Eating rich, or at least acceptable, atop the plane is usually not a certainty. Sometimes, need good stuff but others there may be things that are hard to swallow. It’s part of the flying experience.
Flying is already stressful for many, so the food issue is not secondary. In times of high stress, a delicious meal can help make the journey more enjoyablethe opposite case will sharpen all that is negative much more.
But why does this happen? Like everything, science applies here too. Cooking on the ground is not the same as doing it up there, where that too must be added really weird things happen to our senses of taste and smell.
For example, at high altitudes, salt is perceived to be 20 to 30 percent less intense, and sugar is also perceived to be 15 to 20 percent less intense; AND in general, almost 70 percent of the sense of taste is lostaccording to research for Lufthansa conducted by the Fraunhofer Institute in Germany,
This is why. explains the report a combination of factorsincluding engine noise decibel level and humidity below 12 percent, which rivals a desert atmosphere.
“As if that weren’t enough, even the low pressure in the cabin decreases blood oxygen levelswhich means their olfactory receptors, which play a vital role in smell perception, become less sensitive,” the aviation specialist said. Aerospace Artemis.
Emphasizing how critical our sense of smell is, Artemis Aerospace puts it around85 percent of what we consider “taste” is actually due to our sense of smell. He adds, “So when people accuse airline food of being bland, that might not be an entirely fair assumption.”
What types of meals work on airplanes
“‘Umami foods’ are ideal,” says al Daily mail Professor Charles Spence, from Oxford University’s Crossmodal Research Laboratory, who has worked closely with the airline industry dishes that work and don’t work at altitude.
“They are ideal so tomato, anchovy, mushrooms, aged cheese, etc., are likely to all rich sources of umamithey work well in air,” added the specialist.
“And since the ovens on board dry the food, the meals usually They must be accompanied by a lot of sauceadds Professor Spence.
“Generally, all stews and curries work well under low pressure conditions, because the spices, for example ginger, cumin, cinnamon, chilli pepper, paprika, cardamom, etc., maintain a “stable flavour”, explained the German airline Lufthansa for their part.
“It is not necessary to increase the amount of spices in the normal recipe,” they pointed out.

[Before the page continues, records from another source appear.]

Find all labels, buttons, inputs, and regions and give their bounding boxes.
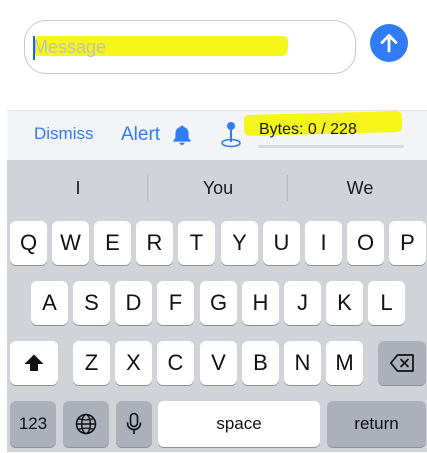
- return-key[interactable]: return: [327, 401, 426, 447]
- key-f[interactable]: F: [157, 281, 194, 325]
- bell-icon: [173, 125, 191, 145]
- globe-icon: [75, 413, 97, 435]
- key-v[interactable]: V: [200, 341, 237, 385]
- message-input[interactable]: [33, 34, 333, 60]
- bytes-progress-bar: [258, 145, 404, 148]
- numbers-key[interactable]: 123: [10, 401, 56, 447]
- arrow-up-icon: [380, 34, 398, 53]
- key-u[interactable]: U: [263, 221, 300, 265]
- suggestion-divider: [147, 175, 148, 201]
- suggestion-divider: [287, 175, 288, 201]
- key-y[interactable]: Y: [221, 221, 258, 265]
- bytes-counter: Bytes: 0 / 228: [259, 121, 357, 138]
- key-k[interactable]: K: [326, 281, 363, 325]
- key-t[interactable]: T: [178, 221, 215, 265]
- send-button[interactable]: [370, 24, 408, 62]
- shift-icon: [24, 354, 44, 371]
- key-e[interactable]: E: [94, 221, 131, 265]
- key-g[interactable]: G: [200, 281, 237, 325]
- key-i[interactable]: I: [305, 221, 342, 265]
- space-key[interactable]: space: [158, 401, 320, 447]
- map-pin-icon[interactable]: [219, 121, 243, 149]
- key-z[interactable]: Z: [73, 341, 110, 385]
- key-l[interactable]: L: [368, 281, 405, 325]
- key-x[interactable]: X: [115, 341, 152, 385]
- key-r[interactable]: R: [136, 221, 173, 265]
- text-cursor: [33, 36, 35, 60]
- alert-button[interactable]: Alert: [121, 122, 194, 148]
- suggestion-2[interactable]: You: [178, 178, 258, 199]
- suggestion-1[interactable]: I: [58, 178, 98, 199]
- backspace-icon: [389, 354, 414, 372]
- key-q[interactable]: Q: [10, 221, 47, 265]
- messaging-screen: Dismiss Alert Bytes: 0 / 228 I You We Q …: [0, 0, 427, 453]
- key-a[interactable]: A: [31, 281, 68, 325]
- key-s[interactable]: S: [73, 281, 110, 325]
- suggestion-3[interactable]: We: [320, 178, 400, 199]
- dismiss-button[interactable]: Dismiss: [34, 124, 94, 144]
- key-h[interactable]: H: [242, 281, 279, 325]
- key-m[interactable]: M: [326, 341, 363, 385]
- key-n[interactable]: N: [284, 341, 321, 385]
- key-o[interactable]: O: [347, 221, 384, 265]
- key-p[interactable]: P: [389, 221, 426, 265]
- backspace-key[interactable]: [378, 341, 426, 385]
- microphone-icon: [126, 412, 142, 434]
- key-j[interactable]: J: [284, 281, 321, 325]
- shift-key[interactable]: [10, 341, 58, 385]
- globe-key[interactable]: [63, 401, 109, 447]
- alert-label: Alert: [121, 124, 161, 145]
- dictation-key[interactable]: [116, 401, 152, 447]
- key-b[interactable]: B: [242, 341, 279, 385]
- key-w[interactable]: W: [52, 221, 89, 265]
- key-c[interactable]: C: [157, 341, 194, 385]
- key-d[interactable]: D: [115, 281, 152, 325]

“Generally, all curries are good. Being gravy-based, they are very easy to heat up both in the microwave and in the oven on board the aircraft and the flavor, rich in spices, remains unchanged”, they told the same British newspaper of the Vistajet company.
“Spaghetti, or pasta in general, works well too, especially when heated properly. On the VistaJet, for example, heat dough in oven to 300 degrees in aluminum foil to the point where we’re squeamish about ‘just reheating’, not overcooking,” they added.
“The best pasta to taste? Some tomato spaghettipure umami, mixed with mozzarella creates a hot and delicious dish to enjoy on any flight,” they advised.
Speaking of pasta, Professor Spencer explains: “First of all, it is necessary to use a quality and robust pasta. Penne is probably the longest-lived”.
As for the sauces, the specialists indicate that it is important “to use only fresh herbs as dried herbs develop a ‘hay flavour’. Here, the amount of herbs in the “regular” recipe should be increasedeven double that, to get the same flavor profile as at ground level.”
As for drinks, Professor Spence reveals that the Bloody Marys it works because it gives you “an umami hit”. And the high altitude wines They also have expert recommendations.
Mary Ortiz is a seasoned journalist with a passion for world events. As a writer for News Rebeat, she brings a fresh perspective to the latest global happenings and provides in-depth coverage that offers a deeper understanding of the world around us.